Where users previously created a local personal configuration file that supplemented a global system configuration file, they should now make a copy of the global system configuration file, edit it with their own personal extensions, and ensure that it is read in preference to the global file - or choose one of the other methods for passing in configuration.

The special “user” section is also no longer supported as it doesn’t make sense without merging of multiple config files.

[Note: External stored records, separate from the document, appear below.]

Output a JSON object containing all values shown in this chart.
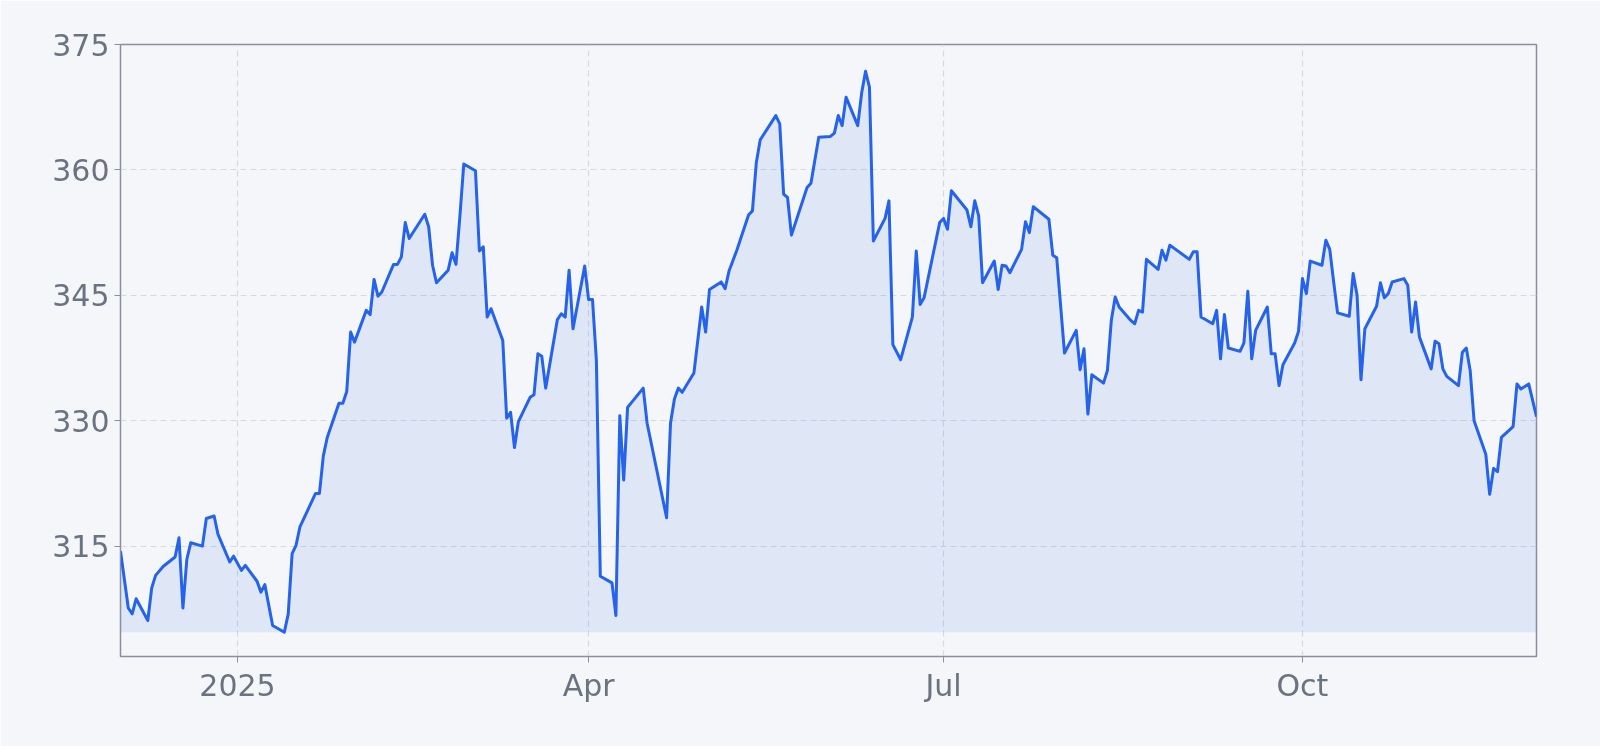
{
  "chart_data": {
    "type": "area",
    "x": [
      "2024-12-02",
      "2024-12-04",
      "2024-12-05",
      "2024-12-06",
      "2024-12-09",
      "2024-12-10",
      "2024-12-11",
      "2024-12-13",
      "2024-12-16",
      "2024-12-17",
      "2024-12-18",
      "2024-12-19",
      "2024-12-20",
      "2024-12-23",
      "2024-12-24",
      "2024-12-26",
      "2024-12-27",
      "2024-12-30",
      "2024-12-31",
      "2025-01-02",
      "2025-01-03",
      "2025-01-06",
      "2025-01-07",
      "2025-01-08",
      "2025-01-10",
      "2025-01-13",
      "2025-01-14",
      "2025-01-15",
      "2025-01-16",
      "2025-01-17",
      "2025-01-21",
      "2025-01-22",
      "2025-01-23",
      "2025-01-24",
      "2025-01-27",
      "2025-01-28",
      "2025-01-29",
      "2025-01-30",
      "2025-01-31",
      "2025-02-03",
      "2025-02-04",
      "2025-02-05",
      "2025-02-06",
      "2025-02-07",
      "2025-02-10",
      "2025-02-11",
      "2025-02-12",
      "2025-02-13",
      "2025-02-14",
      "2025-02-18",
      "2025-02-19",
      "2025-02-20",
      "2025-02-21",
      "2025-02-24",
      "2025-02-25",
      "2025-02-26",
      "2025-02-27",
      "2025-02-28",
      "2025-03-03",
      "2025-03-04",
      "2025-03-05",
      "2025-03-06",
      "2025-03-07",
      "2025-03-10",
      "2025-03-11",
      "2025-03-12",
      "2025-03-13",
      "2025-03-14",
      "2025-03-17",
      "2025-03-18",
      "2025-03-19",
      "2025-03-20",
      "2025-03-21",
      "2025-03-24",
      "2025-03-25",
      "2025-03-26",
      "2025-03-27",
      "2025-03-28",
      "2025-03-31",
      "2025-04-01",
      "2025-04-02",
      "2025-04-03",
      "2025-04-04",
      "2025-04-07",
      "2025-04-08",
      "2025-04-09",
      "2025-04-10",
      "2025-04-11",
      "2025-04-15",
      "2025-04-16",
      "2025-04-21",
      "2025-04-22",
      "2025-04-23",
      "2025-04-24",
      "2025-04-25",
      "2025-04-28",
      "2025-04-30",
      "2025-05-01",
      "2025-05-02",
      "2025-05-05",
      "2025-05-06",
      "2025-05-07",
      "2025-05-09",
      "2025-05-12",
      "2025-05-13",
      "2025-05-14",
      "2025-05-15",
      "2025-05-19",
      "2025-05-20",
      "2025-05-21",
      "2025-05-22",
      "2025-05-23",
      "2025-05-27",
      "2025-05-28",
      "2025-05-30",
      "2025-06-02",
      "2025-06-03",
      "2025-06-04",
      "2025-06-05",
      "2025-06-06",
      "2025-06-09",
      "2025-06-10",
      "2025-06-11",
      "2025-06-12",
      "2025-06-13",
      "2025-06-16",
      "2025-06-17",
      "2025-06-18",
      "2025-06-20",
      "2025-06-23",
      "2025-06-24",
      "2025-06-25",
      "2025-06-26",
      "2025-06-30",
      "2025-07-01",
      "2025-07-02",
      "2025-07-03",
      "2025-07-07",
      "2025-07-08",
      "2025-07-09",
      "2025-07-10",
      "2025-07-11",
      "2025-07-14",
      "2025-07-15",
      "2025-07-16",
      "2025-07-17",
      "2025-07-18",
      "2025-07-21",
      "2025-07-22",
      "2025-07-23",
      "2025-07-24",
      "2025-07-28",
      "2025-07-29",
      "2025-07-30",
      "2025-08-01",
      "2025-08-04",
      "2025-08-05",
      "2025-08-06",
      "2025-08-07",
      "2025-08-08",
      "2025-08-11",
      "2025-08-12",
      "2025-08-13",
      "2025-08-14",
      "2025-08-15",
      "2025-08-18",
      "2025-08-19",
      "2025-08-20",
      "2025-08-21",
      "2025-08-22",
      "2025-08-25",
      "2025-08-26",
      "2025-08-27",
      "2025-08-28",
      "2025-09-02",
      "2025-09-03",
      "2025-09-04",
      "2025-09-05",
      "2025-09-08",
      "2025-09-09",
      "2025-09-10",
      "2025-09-11",
      "2025-09-12",
      "2025-09-15",
      "2025-09-16",
      "2025-09-17",
      "2025-09-18",
      "2025-09-19",
      "2025-09-22",
      "2025-09-23",
      "2025-09-24",
      "2025-09-25",
      "2025-09-26",
      "2025-09-29",
      "2025-09-30",
      "2025-10-01",
      "2025-10-02",
      "2025-10-03",
      "2025-10-06",
      "2025-10-07",
      "2025-10-08",
      "2025-10-09",
      "2025-10-10",
      "2025-10-13",
      "2025-10-14",
      "2025-10-15",
      "2025-10-16",
      "2025-10-17",
      "2025-10-20",
      "2025-10-21",
      "2025-10-22",
      "2025-10-23",
      "2025-10-24",
      "2025-10-27",
      "2025-10-28",
      "2025-10-29",
      "2025-10-30",
      "2025-10-31",
      "2025-11-03",
      "2025-11-04",
      "2025-11-05",
      "2025-11-06",
      "2025-11-07",
      "2025-11-10",
      "2025-11-11",
      "2025-11-12",
      "2025-11-13",
      "2025-11-14",
      "2025-11-17",
      "2025-11-18",
      "2025-11-19",
      "2025-11-20",
      "2025-11-21",
      "2025-11-24",
      "2025-11-25",
      "2025-11-26",
      "2025-11-28",
      "2025-11-30"
    ],
    "series": [
      {
        "color": "#2563eb",
        "values": [
          314.4,
          307.6,
          306.9,
          308.7,
          306.1,
          310.0,
          311.5,
          312.6,
          313.7,
          316.0,
          307.6,
          313.4,
          315.4,
          315.0,
          318.3,
          318.6,
          316.4,
          313.1,
          313.8,
          312.1,
          312.7,
          310.8,
          309.5,
          310.4,
          305.5,
          304.7,
          306.9,
          314.1,
          315.1,
          317.3,
          321.3,
          321.3,
          325.8,
          328.0,
          332.1,
          332.1,
          333.5,
          340.6,
          339.4,
          343.2,
          342.7,
          346.9,
          344.9,
          345.4,
          348.7,
          348.7,
          349.6,
          353.7,
          351.8,
          354.7,
          353.2,
          348.6,
          346.5,
          348.0,
          350.1,
          348.7,
          354.4,
          360.7,
          359.9,
          350.3,
          350.8,
          342.4,
          343.4,
          339.6,
          330.3,
          331.0,
          326.8,
          329.9,
          332.8,
          333.1,
          338.0,
          337.7,
          333.9,
          342.1,
          342.8,
          342.4,
          348.0,
          341.0,
          348.5,
          344.5,
          344.5,
          337.2,
          311.4,
          310.6,
          306.7,
          330.6,
          322.9,
          331.6,
          333.9,
          329.7,
          318.4,
          329.7,
          332.6,
          333.9,
          333.4,
          335.7,
          343.6,
          340.6,
          345.7,
          346.6,
          345.8,
          347.9,
          350.4,
          354.6,
          355.1,
          360.9,
          363.6,
          366.5,
          365.5,
          357.1,
          356.7,
          352.2,
          357.9,
          358.4,
          363.9,
          364.0,
          364.4,
          366.5,
          365.3,
          368.7,
          365.3,
          369.2,
          371.8,
          369.9,
          351.5,
          354.2,
          356.3,
          339.1,
          337.3,
          342.4,
          350.3,
          343.9,
          344.7,
          353.7,
          354.2,
          352.9,
          357.5,
          355.2,
          353.2,
          356.3,
          354.5,
          346.5,
          349.1,
          345.7,
          348.6,
          348.5,
          347.7,
          350.5,
          353.8,
          352.5,
          355.6,
          354.1,
          349.8,
          349.5,
          338.1,
          340.8,
          336.1,
          338.6,
          330.8,
          335.5,
          334.5,
          336.0,
          342.0,
          344.8,
          343.6,
          342.0,
          341.6,
          343.2,
          343.0,
          349.3,
          348.1,
          350.4,
          349.2,
          351.0,
          349.3,
          350.2,
          350.2,
          342.4,
          341.6,
          343.2,
          337.4,
          342.7,
          338.7,
          338.3,
          339.3,
          345.5,
          337.4,
          340.8,
          343.6,
          338.0,
          338.0,
          334.2,
          336.7,
          339.3,
          340.7,
          347.0,
          345.2,
          349.1,
          348.6,
          351.6,
          350.5,
          346.6,
          342.9,
          342.5,
          347.6,
          345.0,
          334.9,
          341.0,
          343.7,
          346.5,
          344.7,
          345.2,
          346.6,
          347.0,
          346.2,
          340.6,
          344.2,
          340.0,
          336.2,
          339.5,
          339.2,
          336.2,
          335.3,
          334.2,
          338.2,
          338.7,
          336.0,
          330.0,
          326.0,
          321.2,
          324.3,
          323.9,
          328.0,
          329.3,
          334.4,
          333.8,
          334.4,
          330.5
        ]
      }
    ],
    "xlim": [
      "2024-12-02",
      "2025-11-30"
    ],
    "xticks": [
      {
        "value": "2025-01-01",
        "label": "2025"
      },
      {
        "value": "2025-04-01",
        "label": "Apr"
      },
      {
        "value": "2025-07-01",
        "label": "Jul"
      },
      {
        "value": "2025-10-01",
        "label": "Oct"
      }
    ],
    "ylim": [
      301.8,
      375
    ],
    "yticks": [
      315,
      330,
      345,
      360,
      375
    ],
    "grid": true,
    "line_style": "solid"
  }
}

Legacy Environment Variables#

Legacy environment variables are deprecated, but still read to assist with migration. In all cases there is a new preferred environment variable, as listed in the table below.

Legacy Environment Variable

New Environment Variable(s)

Notes

DATACUBE_CONFIG_PATH

ODC_CONFIG_PATH

Behaviour is slightly different, mostly due to only reading a single file.

DATACUBE_DB_URL

ODC_<env_name>_DB_URL

These legacy environment variables apply to ALL environments - which is probably not what you want.

DB_DATABASE

ODC_<env_name>_DB_DATABASE

DB_HOSTNAME

ODC_<env_name>_DB_HOSTNAME

DB_PORT

ODC_<env_name>_DB_PORT

DB_USERNAME

ODC_<env_name>_DB_USERNAME

DB_PASSWORD

ODC_<env_name>_DB_PASSWORD

DATACUBE_ENVIRONMENT

ODC_ENVIRONMENT

datacube-1.8 used this legacy environment variable fairly inconsistently. There are several corner cases where it is now read where it was not previously.

The auto_config() function#

There used to be an undocumented auto_config() function (also available through python -m datacube) that read in the configuration (from multiple files and environment variables) and wrote it out as a single consolidated configuration file.

As the new configuration engine is more clearly documented and more predictable in its behaviour, this functionality is no longer required.